"BİZDEN YEĞENİMİN ORGANLARINI İSTEDİLER"
Hastane yönetimiyle görüştükten sonra çaresiz kaldıklarını ve Türk Başkonsolosluğunu aradıklarını anlatan Nuri Şahin, şunları kaydetti:
"Başkonsolosumuz geldi. Yani baktık yine burada olmuyor. Fransa'da kanunlar öyleymiş. Bizden yeğenimin organlarını istediler. Biz organları vermeyeceğimizi söyledik çünkü yaşıyor. Biz orada çaresiz kaldık. Gitmediğim hastane kalmadı. Orada Paris'te bu konuda kim uzmansa gittim. Böyle bir rapor verildiği için hiçbir hastane kabul etmedi. Bundan dolayı avukat savcılıktan Türkiye'ye getirmemiz için izin istedi. Avukat o izni aldı. Onun üstüne konsoloslukla görüştük. Konsolosluk, Sağlık Bakanlığı'yla bağlantı kurdu. O süreç biraz uzun sürecekti. Yeğenim gidiyor, onlar da bakmıyor. 'Artık fişi çekilmesi gerekiyor' dediler. Sonradan yeğenime bakmamaya karar verdiler. Yani serum vermediler. Bugün de çok büyük olay yaşadık orada, kalbi durdu. Ondan sonra müdahale etmek istemediler hastanede yeğenime. Babası kendisi kalp masajı yaptı. Bizim doktorlar o arada geldi. Ambulansa bindirdiler yeğenimi. Sonradan orada bir polis arabası ambulansın önünü kesti. Gençler buna itiraz etti, bağırdılar, çağırdılar. Şimdi çok şükür bitti. Hastanede yoğun bakımda tedavisini yapacaklar. Umudumuz çok büyük yani. Burada iyi olacağını düşünüyoruz."
OLAY
Başkent Paris'e 40 kilometre uzaklıktaki Elancourt kentinde 6 Eylül akşamı polis aracının karıştığı olayda 16 yaşındaki Şahin ağır yaralanmış; olaya ilişkin 2 polis gözaltına alınırken, biri "polisin dur ihtarına uyulmadığı" gerekçesiyle olmak üzere 2 soruşturma açılmıştı.
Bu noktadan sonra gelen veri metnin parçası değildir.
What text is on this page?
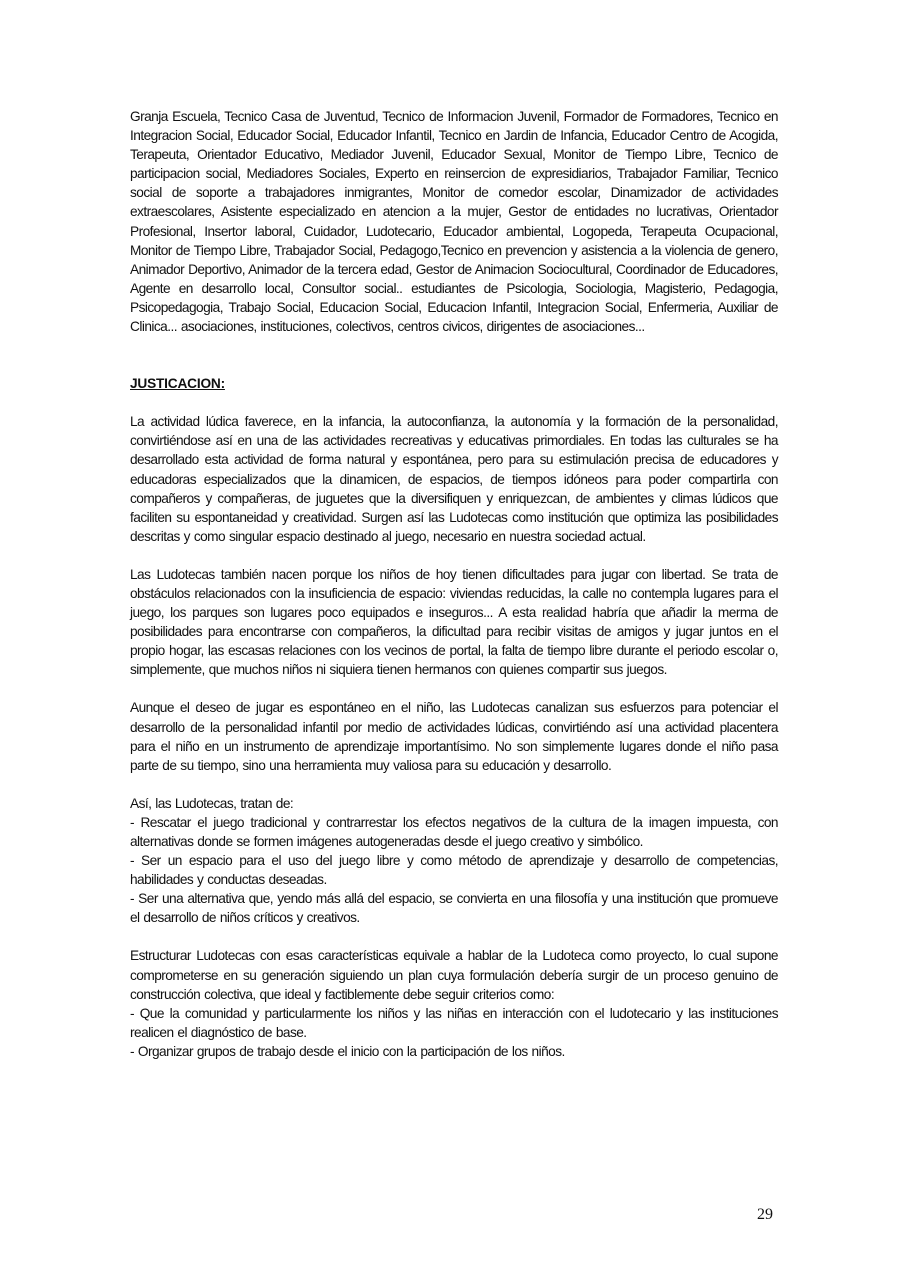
Granja Escuela, Tecnico Casa de Juventud, Tecnico de Informacion Juvenil, Formador de Formadores, Tecnico en Integracion Social, Educador Social, Educador Infantil, Tecnico en Jardin de Infancia, Educador Centro de Acogida, Terapeuta, Orientador Educativo, Mediador Juvenil, Educador Sexual, Monitor de Tiempo Libre, Tecnico de participacion social, Mediadores Sociales, Experto en reinsercion de expresidiarios, Trabajador Familiar, Tecnico social de soporte a trabajadores inmigrantes, Monitor de comedor escolar, Dinamizador de actividades extraescolares, Asistente especializado en atencion a la mujer, Gestor de entidades no lucrativas, Orientador Profesional, Insertor laboral, Cuidador, Ludotecario, Educador ambiental, Logopeda, Terapeuta Ocupacional, Monitor de Tiempo Libre, Trabajador Social, Pedagogo,Tecnico en prevencion y asistencia a la violencia de genero, Animador Deportivo, Animador de la tercera edad, Gestor de Animacion Sociocultural, Coordinador de Educadores, Agente en desarrollo local, Consultor social.. estudiantes de Psicologia, Sociologia, Magisterio, Pedagogia, Psicopedagogia, Trabajo Social, Educacion Social, Educacion Infantil, Integracion Social, Enfermeria, Auxiliar de Clinica... asociaciones, instituciones, colectivos, centros civicos, dirigentes de asociaciones...

JUSTICACION:

La actividad lúdica faverece, en la infancia, la autoconfianza, la autonomía y la formación de la personalidad, convirtiéndose así en una de las actividades recreativas y educativas primordiales. En todas las culturales se ha desarrollado esta actividad de forma natural y espontánea, pero para su estimulación precisa de educadores y educadoras especializados que la dinamicen, de espacios, de tiempos idóneos para poder compartirla con compañeros y compañeras, de juguetes que la diversifiquen y enriquezcan, de ambientes y climas lúdicos que faciliten su espontaneidad y creatividad. Surgen así las Ludotecas como institución que optimiza las posibilidades descritas y como singular espacio destinado al juego, necesario en nuestra sociedad actual.

Las Ludotecas también nacen porque los niños de hoy tienen dificultades para jugar con libertad. Se trata de obstáculos relacionados con la insuficiencia de espacio: viviendas reducidas, la calle no contempla lugares para el juego, los parques son lugares poco equipados e inseguros... A esta realidad habría que añadir la merma de posibilidades para encontrarse con compañeros, la dificultad para recibir visitas de amigos y jugar juntos en el propio hogar, las escasas relaciones con los vecinos de portal, la falta de tiempo libre durante el periodo escolar o, simplemente, que muchos niños ni siquiera tienen hermanos con quienes compartir sus juegos.

Aunque el deseo de jugar es espontáneo en el niño, las Ludotecas canalizan sus esfuerzos para potenciar el desarrollo de la personalidad infantil por medio de actividades lúdicas, convirtiéndo así una actividad placentera para el niño en un instrumento de aprendizaje importantísimo. No son simplemente lugares donde el niño pasa parte de su tiempo, sino una herramienta muy valiosa para su educación y desarrollo.

Así, las Ludotecas, tratan de:

- Rescatar el juego tradicional y contrarrestar los efectos negativos de la cultura de la imagen impuesta, con alternativas donde se formen imágenes autogeneradas desde el juego creativo y simbólico.

- Ser un espacio para el uso del juego libre y como método de aprendizaje y desarrollo de competencias, habilidades y conductas deseadas.

- Ser una alternativa que, yendo más allá del espacio, se convierta en una filosofía y una institución que promueve el desarrollo de niños críticos y creativos.

Estructurar Ludotecas con esas características equivale a hablar de la Ludoteca como proyecto, lo cual supone comprometerse en su generación siguiendo un plan cuya formulación debería surgir de un proceso genuino de construcción colectiva, que ideal y factiblemente debe seguir criterios como:

- Que la comunidad y particularmente los niños y las niñas en interacción con el ludotecario y las instituciones realicen el diagnóstico de base.

- Organizar grupos de trabajo desde el inicio con la participación de los niños.

29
Konuya ilişkin sosyal medya hesabından açıklama yapan ailenin avukatı Yassine Bouzrou, Şahin'in beyin ölümünün gerçekleştiğini belirterek medyada polisin perspektifinden yer alan, "gencin polislerin aracına vurduğu" yönündeki iddiaları yalanlamıştı.
Bouzrou, polislerin araçlarıyla Şahin'i takip ettiğini belirterek, olayla ilgili "kasten adam öldürmeye teşebbüs" gerekçesiyle suç duyurusunda bulunacaklarını kaydetmişti.